Et nous découvrons qu'il n'y a plus de voyageurs façon Théodore Monod ou Nicolas Bouvier qui aurait transposé le titre de son récit en "usagers du monde". Pendant ce temps, les usagers du train ont usé leurs semelles à faire les quatre cent pas dans les halls de gare, bondés mais sans train.

Voile
A ne plus rien comprendre, on nous parle de voile intégral, de PV de 22 euros pour infraction au code de la route et on finit par débattre sur la polygamie. Questions de foi sur fond de mauvaise foi et de récupération politique. J'ai trouvé curieux l'attitude de l'avocat de ce boucher nantais qui porte le keffieh noir et blanc, pour ressembler à son client, non ? Cette affaire se développe maintenant sur une quantité de sujets et retombe un peu en cette fin de semaine.

Victoire
Omar Al-Bachir est réélu au Soudan...
Impunité quand tu nous tiens. Et si c'était la solution pour maintenir une certaine stabilité. A explorer pour mieux comprendre.

Vivre ensemble
C'est ce qu'il devient de plus en plus difficile de dire à propos de la Belgique, d'une part. Rien ne va plus, on ne veut plus se comprendre parce qu'on ne parle pas la même langue.
D'autre part, l'Europe politique tâtonne pour apporter de l'aide à la Grèce et semble vouloir faire comprendre à ce pays le diction "qui sème le vent..." sauf que la chute de la Grèce, des pays Ibériques s'est nettement ressenti sur les marchés boursiers cette semaine... Ces marchés restés si longuement éblouit par les météorologistes de la banque américaine Goldman Sachs entre autre.
Tout ça pourrait rendre les gens violents mais prenez garde à la fessée si vous ne souhaitez finir en garde à vue !

samedi 24 avril 2010

[Edito]

Chaque jour son événement, ses événements.

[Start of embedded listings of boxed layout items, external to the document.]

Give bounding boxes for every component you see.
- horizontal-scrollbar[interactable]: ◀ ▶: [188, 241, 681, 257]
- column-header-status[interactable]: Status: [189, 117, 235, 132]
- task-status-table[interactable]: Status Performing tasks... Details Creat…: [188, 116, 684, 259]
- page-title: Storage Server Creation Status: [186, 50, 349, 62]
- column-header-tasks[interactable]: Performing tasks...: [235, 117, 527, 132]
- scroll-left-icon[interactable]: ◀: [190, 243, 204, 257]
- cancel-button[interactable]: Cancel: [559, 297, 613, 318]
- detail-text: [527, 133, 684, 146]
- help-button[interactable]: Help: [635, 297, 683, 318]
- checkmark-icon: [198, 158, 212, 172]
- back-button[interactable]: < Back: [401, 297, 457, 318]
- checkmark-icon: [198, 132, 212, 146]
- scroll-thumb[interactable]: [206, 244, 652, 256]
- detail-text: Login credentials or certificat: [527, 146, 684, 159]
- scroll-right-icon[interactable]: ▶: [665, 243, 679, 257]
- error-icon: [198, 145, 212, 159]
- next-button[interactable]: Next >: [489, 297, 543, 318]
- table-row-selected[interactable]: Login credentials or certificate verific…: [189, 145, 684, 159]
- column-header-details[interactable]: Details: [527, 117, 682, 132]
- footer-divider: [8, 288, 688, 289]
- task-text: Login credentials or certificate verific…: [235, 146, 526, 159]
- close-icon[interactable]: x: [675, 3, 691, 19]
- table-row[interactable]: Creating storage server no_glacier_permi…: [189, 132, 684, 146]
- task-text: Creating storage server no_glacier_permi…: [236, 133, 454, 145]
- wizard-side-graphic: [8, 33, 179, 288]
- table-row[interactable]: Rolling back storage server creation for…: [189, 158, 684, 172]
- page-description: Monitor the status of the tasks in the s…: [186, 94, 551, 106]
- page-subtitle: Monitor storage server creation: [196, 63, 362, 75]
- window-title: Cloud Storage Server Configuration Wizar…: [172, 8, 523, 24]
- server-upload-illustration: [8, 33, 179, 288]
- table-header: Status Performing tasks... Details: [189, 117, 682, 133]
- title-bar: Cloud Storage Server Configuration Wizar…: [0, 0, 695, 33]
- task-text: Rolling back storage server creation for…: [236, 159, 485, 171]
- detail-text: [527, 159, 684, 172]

Qu'il s'agisse d'un phénomène très local et insignifiant pour la majorité ou bien d'une situation à l'échelle mondiale, il est toujours possible d'en tirer un apprentissage, une constatation, une terreur, une soufrance ou bien une simple remarque. Cette foule d'événements, de détails parfois insignifiants peut se révéler majeure dans la construction d'une personnalité ou d'une vie.

"L'éloge de la lenteur"

Depuis plusieurs mois pour ne pas dire années, j'observe et j'éprouve le besoin de m'exprimer, d'écrire des ressentis.
Alors j'ai cherché à créer ce petit domaine. A l'origine, je pensai nommer cet espace "une semaine" mais ce domaine existe déjà sur blogger et finalement, "une semaine après" me semble mieux convenir à l'idée de base où toute écriture doit être lente et privilégier un temps de recul pour s'isoler des influences du quotidien.

Alors vais-je pouvoir approvisionner ce blog ? Les publications seront-elles fécondes et régulières ?
Seules les prochaines semaines le prouveront, rendez-vous donc les semaines d'après !

Bienvenue sur ce nouvel espace d'expression.